SANTA MONICA, Calif. -- Roku founder and Chief Executive Anthony Wood isn't worried about streaming-box competition like Apple TV, even if he thinks Apple maybe should be.

"Apple TV is essentially an accessory for the iPad. They lose money, which is unusual for Apple," he said Thursday, speaking at the Recode conference here. "If you're losing money, why would you want to sell more?"

He characterized his comments about Apple TV as speculative.

Apple's CEO Tim Cook earlier this month said that Apple TV, between revenue from selling the hardware and money from selling content on it, notched $1 billion in sales in 2013. The concept of having a low-margin device that brings in higher-margin content sales has some wildly successful examples elsewhere, Amazon's Kindle for one, but the strategy isn't typically Apple's MO. Apple didn't immediately respond to a message seeking comment.

In the interview, Wood also disclosed that Aereo, the service that streams over-the-air broadcast progamming, is now available as an app on Roku for some, along with pornography.

In lieu of parental controls, the company has codes for some customers to have access to certain content -- like pornography. An app for Aereo, which is being sued by Roku investors Hearst and 20th Century Fox, is available through the same means as well.

A Roku spokewoman later said that these are examples of private channels, which are hidden from its main app store and available only with a code from the channel provider.

Roku exists in a market for streaming-video devices that is growing quickly as options for online video grow more robust, from original series on Netflix to a proliferation of more niche-oriented video apps. Roku has more than 1,200 apps available, double the number it had a year ago.

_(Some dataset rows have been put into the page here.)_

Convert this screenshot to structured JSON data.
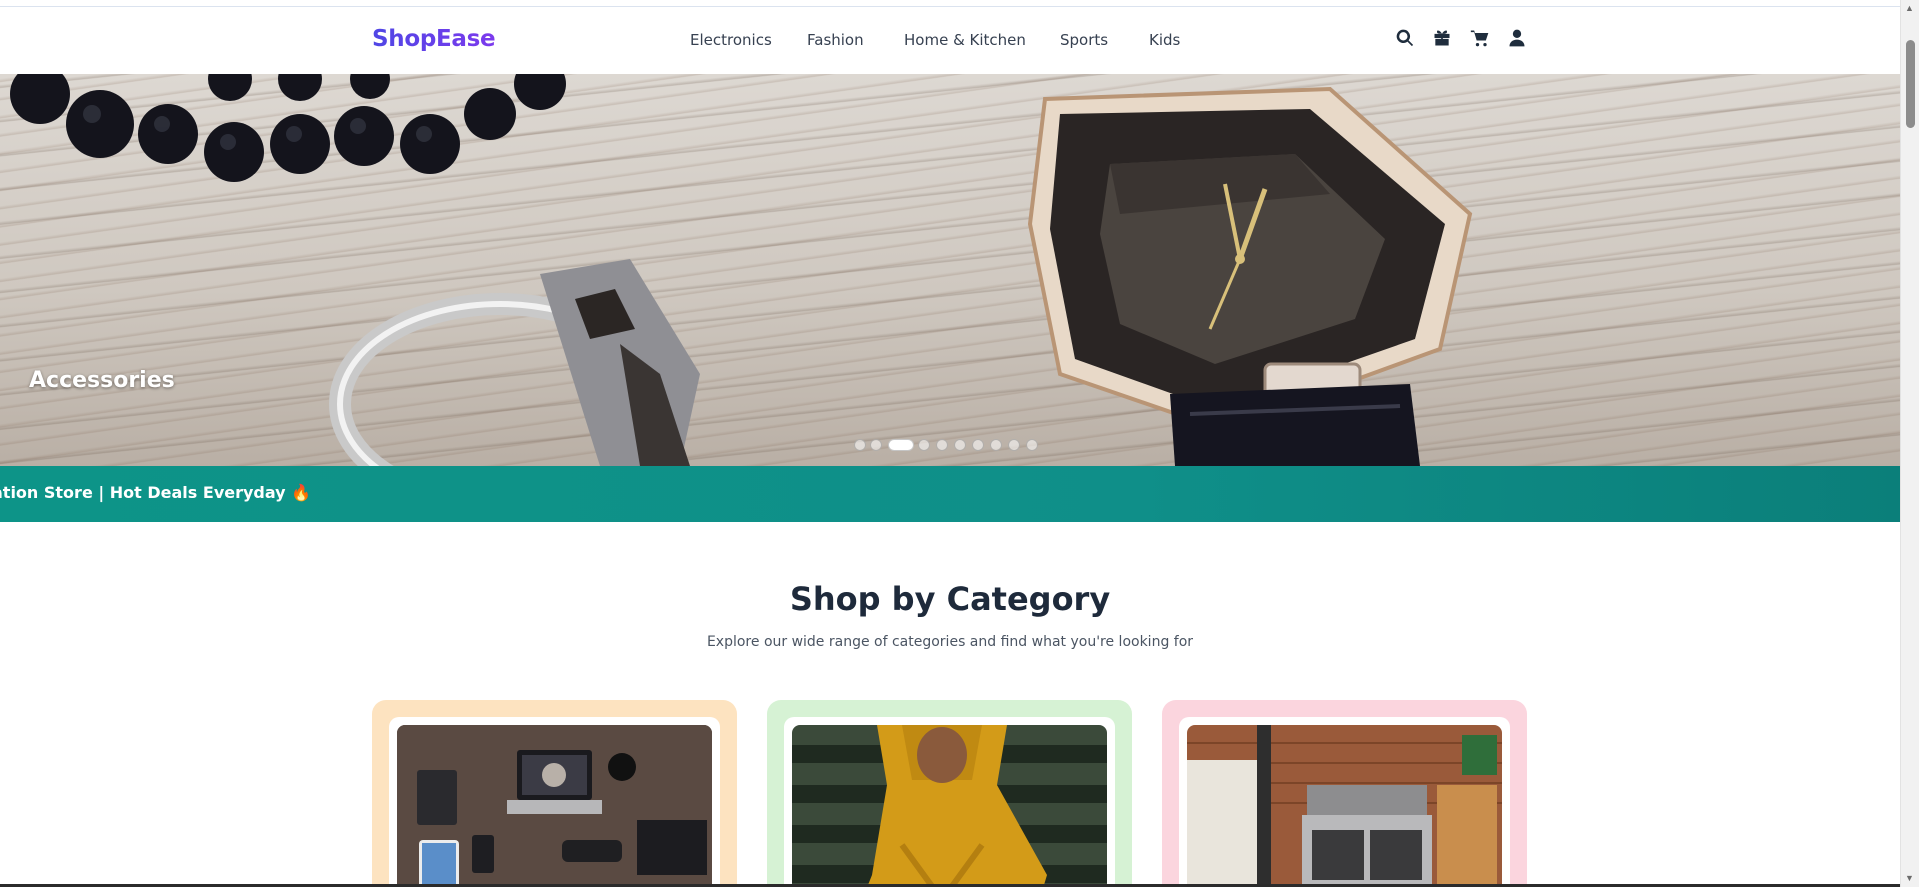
{
  "brand": {
    "name": "ShopEase",
    "gradient": [
      "#4f46e5",
      "#7c3aed"
    ]
  },
  "nav": {
    "links": [
      {
        "label": "Electronics"
      },
      {
        "label": "Fashion"
      },
      {
        "label": "Home & Kitchen"
      },
      {
        "label": "Sports"
      },
      {
        "label": "Kids"
      }
    ],
    "icons": [
      "search-icon",
      "gift-box-icon",
      "cart-icon",
      "user-icon"
    ]
  },
  "hero": {
    "slide_title": "Accessories",
    "slide_count": 10,
    "active_slide": 3
  },
  "ticker": {
    "text": "ation Store | Hot Deals Everyday",
    "emoji": "🔥",
    "color": "#0d9488"
  },
  "categories": {
    "title": "Shop by Category",
    "subtitle": "Explore our wide range of categories and find what you're looking for",
    "cards": [
      {
        "image": "electronics-desk-photo",
        "bg": "#fde3c0"
      },
      {
        "image": "fashion-yellow-dress-photo",
        "bg": "#d6f2d4"
      },
      {
        "image": "home-kitchen-stove-photo",
        "bg": "#fbd5de"
      }
    ]
  }
}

But the competition among streaming-video devices is also expanding. In addition to Roku's biggest rival in Apple TV, Google launched Chromecast to wide appeal last year, and Amazon is widely expected to release a streaming product at an event next week in New York.

Roku, however, has maintained that, in the end, bigger technology companies making forays into streaming boxes actually helps Roku to grow. On Thursday, Wood noted that the day Apple launched its $99 box, Roku sales doubled.

UPDATED at 11:50 am PT on March 28: With Roku's description of private channel.